La sous-section 1, qui comprend les articles 1235 à 1238, est dédiée au préjudice réparable. Elle reprend des dispositions qui figuraient déjà dans l'avant-projet Catala et la proposition de loi de Laurent BÉTEILLE.
L'article 1235 définit le préjudice réparable en consacrant la distinction entre dommage et préjudice, longtemps suggérée par la doctrine. Ainsi, en 2003, dans son rapport sur l'indemnisation du dommage corporel, le groupe de travail dirigé par Yvonne LAMBERT-FAIVRE, professeur émérite à l'Université Jean Moulin (Lyon III), distinguait le dommage qui « relève du fait, de l'événement qui est constatable, objectif, qui appartient au domaine du fait et non du droit », du préjudice qui « relève quant à lui du droit en ce qu'il exprime une atteinte aux intérêts patrimoniaux ou extrapatrimoniaux du demandeur ».
L'article 1236 consacre dans le code civil la jurisprudence relative au caractère réparable d'un préjudice futur, reprenant la formulation retenue par la Cour de cassation.
L'article 1237 précise dans quelles conditions la perte de chance peut être retenue comme préjudice réparable et comment celui-ci doit être évalué, à l'aune de la chance perdue et non de l'avantage qu'elle aurait procuré si elle s'était réalisée, reprenant là encore une jurisprudence bien établie de la Cour de cassation.
L'article 1238 participe à la responsabilisation de la victime, en consacrant, comme l'avant-projet Catala, le caractère réparable des dépenses engagées par la victime pour prévenir la réalisation du dommage ou son aggravation.
La sous-section 2 comprend un article unique, l'article 1239, qui rappelle la nécessité de rapporter la preuve d'un lien de causalité entre le fait imputé au défendeur et le dommage.
La section 2 comprend les dispositions propres à la responsabilité extracontractuelle et consacre quatre sous-sections à chacun des faits générateurs de cette responsabilité, consacrant aux côtés des « classiques » faute, fait des choses et fait d'autrui, les troubles anormaux du voisinage.
La sous-section 1 est composée des articles 1240 et 1241. Le premier modernise la rédaction historique de l'article 1382 selon lequel « tout fait quelconque de l'homme, qui cause à autrui un dommage, oblige celui par la faute duquel il est arrivé à le réparer ». Le second donne une définition objective de la faute, telle qu'elle est retenue par la jurisprudence.
La sous-section 2 comporte un seul article 1242 relatif à la responsabilité de plein droit du fait des choses, qui codifie une jurisprudence constante.
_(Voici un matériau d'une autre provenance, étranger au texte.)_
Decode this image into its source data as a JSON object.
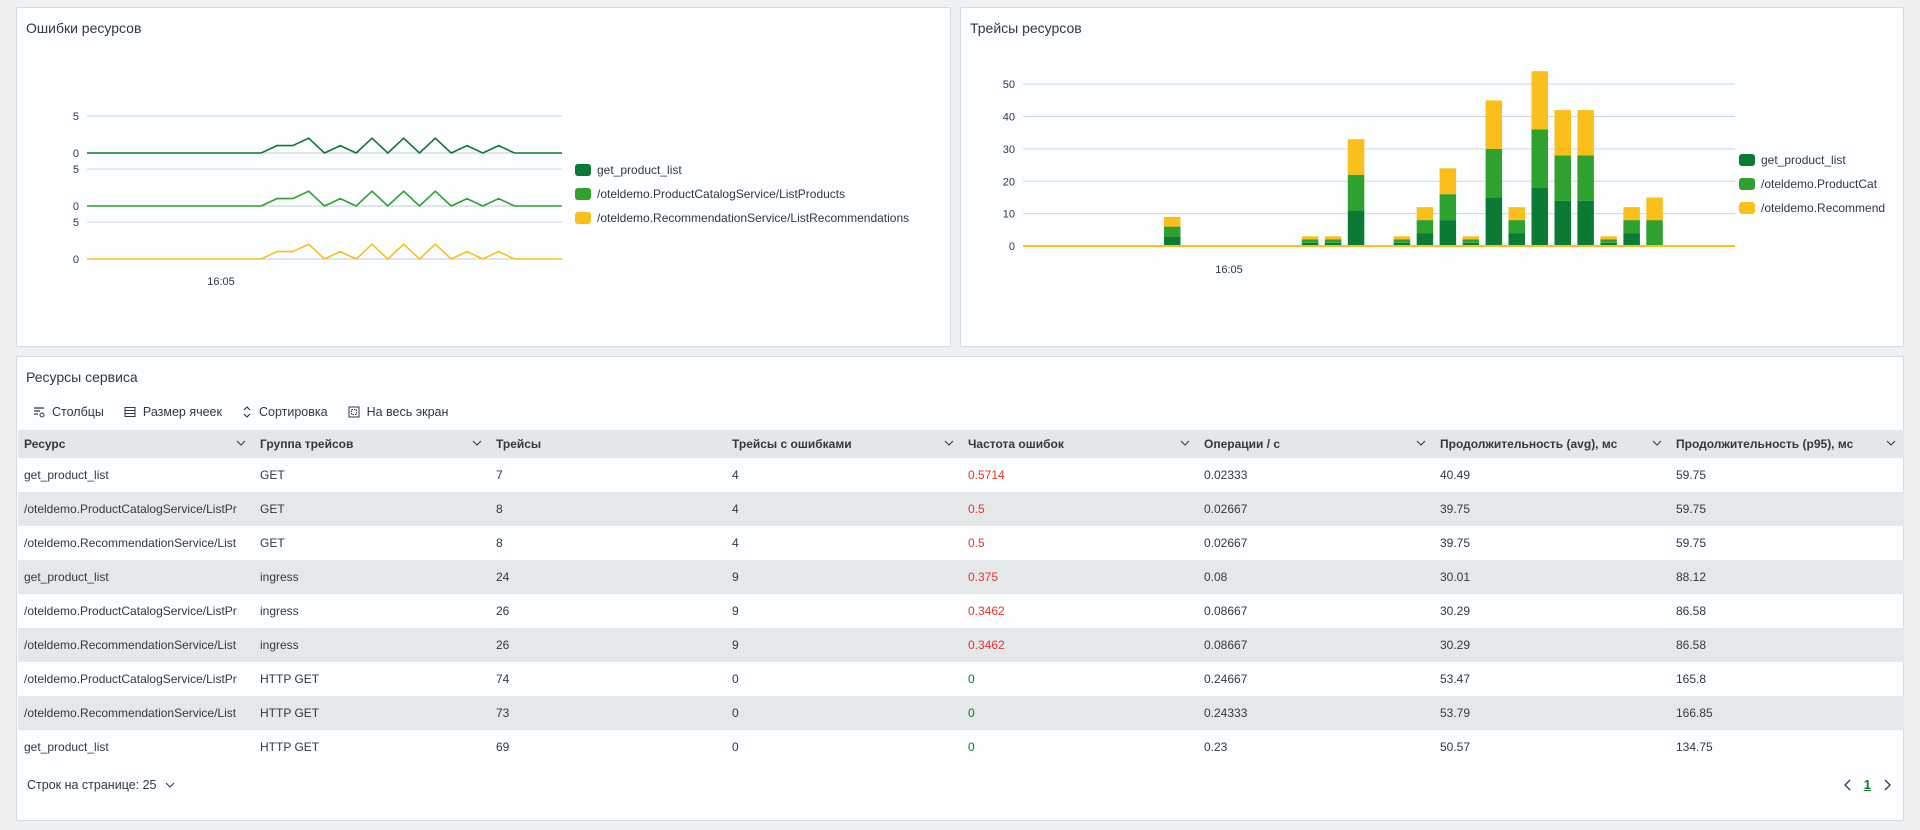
{
  "errors_panel": {
    "title": "Ошибки ресурсов",
    "time_label": "16:05",
    "rows": [
      {
        "top_tick": "5",
        "bottom_tick": "0",
        "color": "#0a7a35"
      },
      {
        "top_tick": "5",
        "bottom_tick": "0",
        "color": "#2ea12e"
      },
      {
        "top_tick": "5",
        "bottom_tick": "0",
        "color": "#fbbf1c"
      }
    ],
    "legend": [
      {
        "label": "get_product_list",
        "color": "#0a7a35"
      },
      {
        "label": "/oteldemo.ProductCatalogService/ListProducts",
        "color": "#2ea12e"
      },
      {
        "label": "/oteldemo.RecommendationService/ListRecommendations",
        "color": "#fbbf1c"
      }
    ]
  },
  "traces_panel": {
    "title": "Трейсы ресурсов",
    "legend": [
      {
        "label": "get_product_list",
        "color": "#0a7a35"
      },
      {
        "label": "/oteldemo.ProductCat",
        "color": "#2ea12e"
      },
      {
        "label": "/oteldemo.Recommend",
        "color": "#fbbf1c"
      }
    ]
  },
  "chart_data": [
    {
      "type": "line",
      "title": "Ошибки ресурсов",
      "x_tick_labels": [
        "16:05"
      ],
      "ylim": [
        0,
        5
      ],
      "yticks": [
        "0",
        "5"
      ],
      "series": [
        {
          "name": "get_product_list",
          "values": [
            0,
            0,
            0,
            0,
            0,
            0,
            0,
            0,
            0,
            0,
            0,
            0,
            1,
            1,
            2,
            0,
            1,
            0,
            2,
            0,
            2,
            0,
            2,
            0,
            1,
            0,
            1,
            0,
            0,
            0,
            0
          ]
        },
        {
          "name": "/oteldemo.ProductCatalogService/ListProducts",
          "values": [
            0,
            0,
            0,
            0,
            0,
            0,
            0,
            0,
            0,
            0,
            0,
            0,
            1,
            1,
            2,
            0,
            1,
            0,
            2,
            0,
            2,
            0,
            2,
            0,
            1,
            0,
            1,
            0,
            0,
            0,
            0
          ]
        },
        {
          "name": "/oteldemo.RecommendationService/ListRecommendations",
          "values": [
            0,
            0,
            0,
            0,
            0,
            0,
            0,
            0,
            0,
            0,
            0,
            0,
            1,
            1,
            2,
            0,
            1,
            0,
            2,
            0,
            2,
            0,
            2,
            0,
            1,
            0,
            1,
            0,
            0,
            0,
            0
          ]
        }
      ]
    },
    {
      "type": "bar",
      "stacked": true,
      "title": "Трейсы ресурсов",
      "x_tick_labels": [
        "16:05"
      ],
      "ylim": [
        0,
        55
      ],
      "yticks": [
        "0",
        "10",
        "20",
        "30",
        "40",
        "50"
      ],
      "series": [
        {
          "name": "get_product_list",
          "values": [
            0,
            0,
            0,
            0,
            0,
            0,
            3,
            0,
            0,
            0,
            0,
            0,
            1,
            1,
            11,
            0,
            1,
            4,
            8,
            1,
            15,
            4,
            18,
            14,
            14,
            1,
            4,
            0,
            0,
            0,
            0
          ]
        },
        {
          "name": "/oteldemo.ProductCatalogService/ListProducts",
          "values": [
            0,
            0,
            0,
            0,
            0,
            0,
            3,
            0,
            0,
            0,
            0,
            0,
            1,
            1,
            11,
            0,
            1,
            4,
            8,
            1,
            15,
            4,
            18,
            14,
            14,
            1,
            4,
            8,
            0,
            0,
            0
          ]
        },
        {
          "name": "/oteldemo.RecommendationService/ListRecommendations",
          "values": [
            0,
            0,
            0,
            0,
            0,
            0,
            3,
            0,
            0,
            0,
            0,
            0,
            1,
            1,
            11,
            0,
            1,
            4,
            8,
            1,
            15,
            4,
            18,
            14,
            14,
            1,
            4,
            7,
            0,
            0,
            0
          ]
        }
      ]
    }
  ],
  "table_panel": {
    "title": "Ресурсы сервиса",
    "toolbar": {
      "columns": "Столбцы",
      "cell_size": "Размер ячеек",
      "sort": "Сортировка",
      "fullscreen": "На весь экран"
    },
    "columns": [
      "Ресурс",
      "Группа трейсов",
      "Трейсы",
      "Трейсы с ошибками",
      "Частота ошибок",
      "Операции / с",
      "Продолжительность (avg), мс",
      "Продолжительность (p95), мс"
    ],
    "rows": [
      [
        "get_product_list",
        "GET",
        "7",
        "4",
        "0.5714",
        "0.02333",
        "40.49",
        "59.75"
      ],
      [
        "/oteldemo.ProductCatalogService/ListPr",
        "GET",
        "8",
        "4",
        "0.5",
        "0.02667",
        "39.75",
        "59.75"
      ],
      [
        "/oteldemo.RecommendationService/List",
        "GET",
        "8",
        "4",
        "0.5",
        "0.02667",
        "39.75",
        "59.75"
      ],
      [
        "get_product_list",
        "ingress",
        "24",
        "9",
        "0.375",
        "0.08",
        "30.01",
        "88.12"
      ],
      [
        "/oteldemo.ProductCatalogService/ListPr",
        "ingress",
        "26",
        "9",
        "0.3462",
        "0.08667",
        "30.29",
        "86.58"
      ],
      [
        "/oteldemo.RecommendationService/List",
        "ingress",
        "26",
        "9",
        "0.3462",
        "0.08667",
        "30.29",
        "86.58"
      ],
      [
        "/oteldemo.ProductCatalogService/ListPr",
        "HTTP GET",
        "74",
        "0",
        "0",
        "0.24667",
        "53.47",
        "165.8"
      ],
      [
        "/oteldemo.RecommendationService/List",
        "HTTP GET",
        "73",
        "0",
        "0",
        "0.24333",
        "53.79",
        "166.85"
      ],
      [
        "get_product_list",
        "HTTP GET",
        "69",
        "0",
        "0",
        "0.23",
        "50.57",
        "134.75"
      ]
    ],
    "rows_per_page_label": "Строк на странице: 25",
    "current_page": "1"
  }
}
Cet article inscrit dans le code civil la présomption irréfragable du rôle causal de la chose en cas de contact et comment doit être prouvé ce lien causal en l'absence d'un tel contact. Il définit également la notion de gardien. Il apporte une précision qui va au-delà de la jurisprudence, en restreignant ce régime de responsabilité aux seules choses corporelles, reprenant ainsi la rédaction du projet du ministère de la justice qui permet d'éviter une application trop extensive du régime de responsabilité de plein droit.
La sous-section 3 est une avancée attendue de la réforme. Déjà préconisée par les avant-projets Catala et Terré et le rapport sénatorial Anziani-Béteille de 2009, elle opère une codification des différents cas de responsabilité du fait d'autrui.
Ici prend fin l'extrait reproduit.